12100, EN 13849 vb.). Tehlikeli kimyasallarla büyük endüstriyel kazaların meydana

gelebileceği işyerlerinde risk yönetimi ve daha ciddi risk değerlendirmelerinin

resmi olarak talep edilmesi eğilimi yüksektir. Avrupa’da, bu konular 1992 yılında değiştirilen 1982 tarihli Seveso Direktifi ile, ABD’de Temiz Hava Yasası

(Çevre Kirliliği Ajansı (EPA),1990) ile düzenlenmiştir. Diğer tipteki sanayi

kuruluşlarında, örneğin nükleer güç üreten ve açık deniz işletmelerinde sistematik

güvenlik analizi şartları bulunmaktadır.

İlgili tarafların en önemlisi; alınan güvenlik önlemlerinin yetersiz kalması

durumunda kazaya uğraması muhtemel tehlike kaynağına yakın çalışanlardır.

İşletme içerisinde iyi ugulanmış bir risk değerlendirmesi, güvenlik problemlerini

ortadan kaldırır, işyerindeki güven hissini ve güvenliği geliştirir. Bu türde bir analiz

için önerilen çalışan temsilcilerinin de katılımını sağlamaktır. Bu analizi geliştirir,

çalışanların tecrübelerinin dahil olmasını sağlar ve analizin şeffaflığını arttırır.

İşyerlerinde risklerle mücadele yöneticiler, tasarımcılar ve güvenlik uzmanları

gibi çeşitli alanlardan kişilerin katılımını gerektirir. Ancak işyerlerinde sağlık

ve güvenlik konusunda ana sorumluluk işverene aittir. Sorumlulukların

detayları ülkeden ülkeye farklılık gösterir, fakat işverenin sorumluluğu prensibi

genellikle geçerlidir. Bu sorumlulukların yerine getirilmesi için ve işyerinde

güvenliğin sağlanması için birçok durumda risk değerlendirmesi etkin bir yöntemdir.

Analiz sonuçlarının kayıtları, işyeri güvenliğinin yasal ve yeterli seviyede

sağlandığını göstermek için kullanılır.
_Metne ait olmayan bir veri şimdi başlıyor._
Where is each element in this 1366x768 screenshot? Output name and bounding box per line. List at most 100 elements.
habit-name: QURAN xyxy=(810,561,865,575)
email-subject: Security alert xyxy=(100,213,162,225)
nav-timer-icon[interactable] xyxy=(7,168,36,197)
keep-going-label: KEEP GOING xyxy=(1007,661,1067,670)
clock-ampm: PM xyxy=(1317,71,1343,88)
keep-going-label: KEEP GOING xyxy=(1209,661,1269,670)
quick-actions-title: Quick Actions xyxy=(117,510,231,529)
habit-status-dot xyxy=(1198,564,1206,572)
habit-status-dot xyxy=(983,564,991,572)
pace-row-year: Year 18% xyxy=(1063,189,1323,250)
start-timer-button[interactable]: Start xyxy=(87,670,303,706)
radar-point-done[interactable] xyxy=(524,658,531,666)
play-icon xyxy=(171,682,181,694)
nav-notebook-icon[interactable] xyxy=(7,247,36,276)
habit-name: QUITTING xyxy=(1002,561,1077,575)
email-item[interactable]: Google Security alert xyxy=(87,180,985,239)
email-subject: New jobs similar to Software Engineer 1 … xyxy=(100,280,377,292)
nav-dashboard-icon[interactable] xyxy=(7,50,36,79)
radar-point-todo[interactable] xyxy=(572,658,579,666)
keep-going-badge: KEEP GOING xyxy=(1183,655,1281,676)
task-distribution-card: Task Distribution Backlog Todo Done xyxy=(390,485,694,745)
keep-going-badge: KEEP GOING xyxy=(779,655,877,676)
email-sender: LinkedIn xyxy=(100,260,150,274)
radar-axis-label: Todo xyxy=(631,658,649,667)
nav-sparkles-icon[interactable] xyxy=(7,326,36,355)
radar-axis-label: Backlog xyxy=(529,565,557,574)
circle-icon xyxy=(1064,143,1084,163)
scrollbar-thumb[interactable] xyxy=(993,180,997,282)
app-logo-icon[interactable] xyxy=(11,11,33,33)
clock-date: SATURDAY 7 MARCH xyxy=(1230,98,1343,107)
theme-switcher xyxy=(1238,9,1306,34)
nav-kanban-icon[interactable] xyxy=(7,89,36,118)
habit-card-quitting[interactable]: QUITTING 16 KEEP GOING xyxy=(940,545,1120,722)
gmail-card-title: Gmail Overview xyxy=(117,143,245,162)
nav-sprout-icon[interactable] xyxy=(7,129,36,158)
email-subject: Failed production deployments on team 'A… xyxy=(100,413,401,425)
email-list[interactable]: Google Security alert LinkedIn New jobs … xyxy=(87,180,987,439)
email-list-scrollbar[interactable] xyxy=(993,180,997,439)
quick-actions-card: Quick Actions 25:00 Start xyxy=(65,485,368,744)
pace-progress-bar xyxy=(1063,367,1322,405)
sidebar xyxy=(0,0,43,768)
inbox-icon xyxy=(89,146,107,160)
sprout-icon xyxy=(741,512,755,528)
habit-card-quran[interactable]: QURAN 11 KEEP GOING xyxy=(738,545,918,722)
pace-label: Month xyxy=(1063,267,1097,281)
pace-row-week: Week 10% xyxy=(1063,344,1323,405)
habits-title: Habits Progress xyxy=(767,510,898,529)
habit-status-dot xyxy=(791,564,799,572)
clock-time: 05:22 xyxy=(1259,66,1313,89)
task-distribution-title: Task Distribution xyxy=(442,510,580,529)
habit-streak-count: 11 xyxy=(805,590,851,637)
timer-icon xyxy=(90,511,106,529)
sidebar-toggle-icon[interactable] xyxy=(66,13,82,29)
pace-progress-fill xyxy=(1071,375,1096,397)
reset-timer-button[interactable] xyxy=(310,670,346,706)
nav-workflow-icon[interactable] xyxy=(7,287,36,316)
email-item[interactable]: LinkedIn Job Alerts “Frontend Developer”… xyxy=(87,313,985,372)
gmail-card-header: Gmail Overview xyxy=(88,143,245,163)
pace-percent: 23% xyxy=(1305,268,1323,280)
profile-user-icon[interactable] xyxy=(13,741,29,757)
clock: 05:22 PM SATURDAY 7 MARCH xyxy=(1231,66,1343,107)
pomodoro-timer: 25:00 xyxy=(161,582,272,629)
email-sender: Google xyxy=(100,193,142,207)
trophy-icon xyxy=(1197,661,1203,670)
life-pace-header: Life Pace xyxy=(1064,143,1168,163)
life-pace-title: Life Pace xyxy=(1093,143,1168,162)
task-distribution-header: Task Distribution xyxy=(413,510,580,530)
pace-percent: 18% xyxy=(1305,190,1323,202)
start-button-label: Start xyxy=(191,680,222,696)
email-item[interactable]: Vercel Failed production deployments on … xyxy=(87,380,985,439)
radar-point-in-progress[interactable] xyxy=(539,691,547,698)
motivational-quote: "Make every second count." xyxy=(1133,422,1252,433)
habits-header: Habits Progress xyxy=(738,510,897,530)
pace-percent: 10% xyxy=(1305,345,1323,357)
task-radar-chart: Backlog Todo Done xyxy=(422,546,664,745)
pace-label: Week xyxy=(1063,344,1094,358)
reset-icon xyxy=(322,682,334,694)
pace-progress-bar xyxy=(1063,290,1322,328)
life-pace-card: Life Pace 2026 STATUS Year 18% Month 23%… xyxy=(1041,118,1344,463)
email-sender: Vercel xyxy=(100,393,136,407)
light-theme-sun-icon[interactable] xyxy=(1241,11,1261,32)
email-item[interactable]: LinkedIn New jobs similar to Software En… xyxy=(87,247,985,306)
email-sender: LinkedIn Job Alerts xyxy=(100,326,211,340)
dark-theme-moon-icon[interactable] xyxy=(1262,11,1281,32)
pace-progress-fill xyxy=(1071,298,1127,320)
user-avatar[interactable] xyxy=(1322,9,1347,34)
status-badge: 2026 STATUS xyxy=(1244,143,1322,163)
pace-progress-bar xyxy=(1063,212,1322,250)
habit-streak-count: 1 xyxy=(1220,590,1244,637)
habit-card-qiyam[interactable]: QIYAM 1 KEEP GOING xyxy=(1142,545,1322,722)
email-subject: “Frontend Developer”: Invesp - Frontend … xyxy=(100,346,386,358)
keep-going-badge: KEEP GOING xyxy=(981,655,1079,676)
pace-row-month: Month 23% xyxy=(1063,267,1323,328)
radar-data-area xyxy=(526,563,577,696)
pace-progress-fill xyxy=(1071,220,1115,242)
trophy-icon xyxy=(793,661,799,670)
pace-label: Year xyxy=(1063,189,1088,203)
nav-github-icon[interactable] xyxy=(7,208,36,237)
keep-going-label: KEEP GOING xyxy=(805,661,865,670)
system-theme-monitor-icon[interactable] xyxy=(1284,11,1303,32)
Risk değerlendirme uygulamalarının

faydalarını özet olarak sıralayacak olursak;

• İşletmede daha az kaza yaşanması,

• Kaza oluşumuna neden olabilecek faktörlerin sistematik olarak belirlenmesi

ve yok edilmesi,

• Tasarım sırasında sistematik analizle hataların ve problemlerin etkin şekilde

belirlenmesi, bu tip problemlerin önlenmesi ve sonradan çıkacak daha

büyük maliyetlerden kurtulma,

• Büyük kaza ve yangın vb. meydana gelme olasılığının azaltılması (eğer analiz

bunu amaçlamış ise), finansal olarak da daha düşük sigorta primleri.